S:E: Sizin sayenizde binlerce yüzbinlerce insan yüksek öğretim imkanına kavuştu. Hekiminden Mühendisine Öğretmenine kadar şimdiye kadar yüz elli bin insan yetişti. Şimdi kırk yıl önceki bu çabanın semeresi olarak üçüncü kuşak üniversite mezunları oldu bu şehirde. Bir şehirde Üniversitenin açılması birinci ikinci kuşağın tahsil görme imkânı büyük bir şanstır.

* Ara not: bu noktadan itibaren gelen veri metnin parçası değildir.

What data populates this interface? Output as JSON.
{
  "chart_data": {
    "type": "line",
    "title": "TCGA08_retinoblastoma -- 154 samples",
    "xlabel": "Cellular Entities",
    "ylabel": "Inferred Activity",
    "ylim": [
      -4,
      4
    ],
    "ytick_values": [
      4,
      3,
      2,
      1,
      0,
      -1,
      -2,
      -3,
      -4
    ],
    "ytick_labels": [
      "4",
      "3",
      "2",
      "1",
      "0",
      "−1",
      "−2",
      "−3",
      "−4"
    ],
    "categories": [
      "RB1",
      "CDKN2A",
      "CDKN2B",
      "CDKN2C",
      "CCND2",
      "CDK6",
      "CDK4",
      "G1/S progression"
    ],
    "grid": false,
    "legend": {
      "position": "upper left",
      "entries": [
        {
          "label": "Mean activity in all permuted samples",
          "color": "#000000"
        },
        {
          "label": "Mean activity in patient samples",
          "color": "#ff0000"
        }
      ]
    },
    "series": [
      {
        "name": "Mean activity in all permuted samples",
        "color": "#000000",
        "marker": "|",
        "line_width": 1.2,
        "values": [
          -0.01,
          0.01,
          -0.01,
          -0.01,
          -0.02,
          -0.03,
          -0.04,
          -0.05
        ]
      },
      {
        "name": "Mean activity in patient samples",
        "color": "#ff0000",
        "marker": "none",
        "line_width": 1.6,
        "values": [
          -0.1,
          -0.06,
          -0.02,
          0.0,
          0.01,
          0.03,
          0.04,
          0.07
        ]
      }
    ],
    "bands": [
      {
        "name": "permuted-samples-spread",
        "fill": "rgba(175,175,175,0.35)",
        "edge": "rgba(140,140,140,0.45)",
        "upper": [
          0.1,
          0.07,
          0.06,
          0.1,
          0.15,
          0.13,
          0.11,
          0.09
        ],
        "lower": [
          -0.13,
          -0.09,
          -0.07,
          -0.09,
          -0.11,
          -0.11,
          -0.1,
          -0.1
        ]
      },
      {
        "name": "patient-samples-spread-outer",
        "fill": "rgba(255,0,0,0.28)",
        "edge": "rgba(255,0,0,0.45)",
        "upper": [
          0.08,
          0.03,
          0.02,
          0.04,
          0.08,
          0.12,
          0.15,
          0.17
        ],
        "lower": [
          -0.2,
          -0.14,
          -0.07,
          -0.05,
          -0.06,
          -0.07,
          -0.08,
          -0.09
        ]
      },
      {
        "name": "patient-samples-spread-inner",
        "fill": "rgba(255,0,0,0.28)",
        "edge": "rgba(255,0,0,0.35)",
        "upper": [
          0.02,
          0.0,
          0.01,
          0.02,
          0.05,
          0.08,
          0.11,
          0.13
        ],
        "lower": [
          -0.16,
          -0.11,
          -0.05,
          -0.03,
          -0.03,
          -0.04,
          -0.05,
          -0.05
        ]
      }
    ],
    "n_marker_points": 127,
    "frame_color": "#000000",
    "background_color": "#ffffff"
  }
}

S. Özok: İzettin Sarımurat’ın katkısı olmasaydı belki kurulmazdı. Özçelik Okayer Yıldız Sarımuratoğlu ve en vardım bütün kurulma süreçlerinde. Özçelik çok emek verdi.
S. Özok: İzettin Sarımurat aracı olsa da olsa da Özçelik çok uğraştı.
S. Özok: Sarımuratlar benim annem tarafıdır.
S:E.: Rahmetli annenizde baba tarafından dolayı medrese eğitimi almışlar mıydı.
S. Özok: Annem almamış fakat benim iki ablalarımda Kur’an okumuşlardı.
S. Özok: Sarımuratlar ailesi seciyesi çok temiz insanlardır. Bu şehrin önemli ailelerindendir.
S:E.: Sadettin bey çok teşekkür ederim çok kıymetli vaktinizi aldık. Murat beye de çok teşekkür ederim bu imkânı bize sunduğu için. Çok güzel bir sohbet oldu.